Search code examples
pythonpython-3.xpandasnumpycovariance

How to calculate np.cov on a matrix with np.nan values without converting to pd.DataFrame?


I have the following np.array:

my_matrix = np.array([[1,np.nan,3], [np.nan,1,2], [np.nan,1,2]])
array([[ 1., nan,  3.],
       [nan,  1.,  2.],
       [nan,  1.,  2.]])

If I evaluate np.cov on it, I get:

np.cov(my_matrix)
array([[nan, nan, nan],
       [nan, nan, nan],
       [nan, nan, nan]])

But if I were to calculate it with pd.DataFrame.cov I get a different result:

pd.DataFrame(my_matrix).cov()
    0   1   2
0   NaN NaN NaN
1   NaN 0.0 0.000000
2   NaN 0.0 0.333333

I know that as per pandas documentation, they handle nan values.
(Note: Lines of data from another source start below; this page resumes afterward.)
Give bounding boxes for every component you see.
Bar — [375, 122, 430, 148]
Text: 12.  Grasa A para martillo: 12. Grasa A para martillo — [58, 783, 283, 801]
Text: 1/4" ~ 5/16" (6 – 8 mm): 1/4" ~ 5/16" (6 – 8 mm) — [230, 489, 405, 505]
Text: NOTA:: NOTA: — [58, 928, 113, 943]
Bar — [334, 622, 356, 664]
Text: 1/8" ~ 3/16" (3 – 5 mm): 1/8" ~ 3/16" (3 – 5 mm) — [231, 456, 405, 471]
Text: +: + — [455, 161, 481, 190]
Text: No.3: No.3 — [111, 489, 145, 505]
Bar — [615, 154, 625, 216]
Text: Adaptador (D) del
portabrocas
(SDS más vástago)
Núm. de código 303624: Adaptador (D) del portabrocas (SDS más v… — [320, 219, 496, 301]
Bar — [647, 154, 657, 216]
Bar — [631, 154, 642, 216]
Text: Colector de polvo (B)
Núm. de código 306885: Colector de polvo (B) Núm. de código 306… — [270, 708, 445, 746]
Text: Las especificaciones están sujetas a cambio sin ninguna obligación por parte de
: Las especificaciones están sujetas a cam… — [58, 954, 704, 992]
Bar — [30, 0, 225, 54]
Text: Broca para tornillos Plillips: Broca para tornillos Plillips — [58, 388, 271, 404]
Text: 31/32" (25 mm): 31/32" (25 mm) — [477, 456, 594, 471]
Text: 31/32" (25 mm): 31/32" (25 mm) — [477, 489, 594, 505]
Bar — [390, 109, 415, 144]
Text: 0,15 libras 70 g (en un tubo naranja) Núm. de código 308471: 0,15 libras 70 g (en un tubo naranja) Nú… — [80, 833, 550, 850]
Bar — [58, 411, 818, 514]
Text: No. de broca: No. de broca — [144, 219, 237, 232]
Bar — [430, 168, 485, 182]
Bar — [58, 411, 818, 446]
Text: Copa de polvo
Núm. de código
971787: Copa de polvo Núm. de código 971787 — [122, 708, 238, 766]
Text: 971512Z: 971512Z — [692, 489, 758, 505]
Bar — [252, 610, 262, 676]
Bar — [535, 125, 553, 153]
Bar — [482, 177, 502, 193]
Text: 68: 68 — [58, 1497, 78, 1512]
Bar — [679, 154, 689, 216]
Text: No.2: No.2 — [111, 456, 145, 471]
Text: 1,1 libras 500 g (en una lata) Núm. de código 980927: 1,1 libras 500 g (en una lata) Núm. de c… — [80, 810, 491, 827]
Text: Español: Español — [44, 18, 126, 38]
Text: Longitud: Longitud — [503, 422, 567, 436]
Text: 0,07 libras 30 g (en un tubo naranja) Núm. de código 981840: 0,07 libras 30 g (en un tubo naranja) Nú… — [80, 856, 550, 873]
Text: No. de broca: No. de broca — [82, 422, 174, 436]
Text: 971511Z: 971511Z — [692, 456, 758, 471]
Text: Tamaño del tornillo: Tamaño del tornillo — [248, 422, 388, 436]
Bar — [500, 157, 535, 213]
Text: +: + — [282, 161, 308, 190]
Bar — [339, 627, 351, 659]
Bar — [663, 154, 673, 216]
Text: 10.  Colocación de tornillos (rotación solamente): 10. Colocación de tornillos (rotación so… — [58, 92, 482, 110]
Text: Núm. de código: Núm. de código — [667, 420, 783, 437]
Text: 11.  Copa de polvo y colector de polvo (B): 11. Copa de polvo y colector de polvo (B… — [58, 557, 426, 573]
My question is, how can I get the same (or similar result) with numpy? Or how to handle missing data when calculating covariance with numpy?


Solution

  • You can make use of Numpy's masked arrays.

    import numpy.ma as ma
    cv = ma.cov(ma.masked_invalid(my_matrix), rowvar=False)
    cv
    
    masked_array(
      data=[[--, --, --],
            [--, 0.0, 0.0],
            [--, 0.0, 0.33333333333333337]],
      mask=[[ True,  True,  True],
            [ True, False, False],
            [ True, False, False]],
      fill_value=1e+20)
    

    To produce an ndarray with nan values filled in, use the filled method.

    cv.filled(np.nan)
    
    array([[       nan,        nan,        nan],
           [       nan, 0.        , 0.        ],
           [       nan, 0.        , 0.33333333]])
    

    Note that np.cov produces pairwise row covariances by default. To replicate Pandas behavior (pairwise column covariances), you must pass rowvar=False to ma.cov.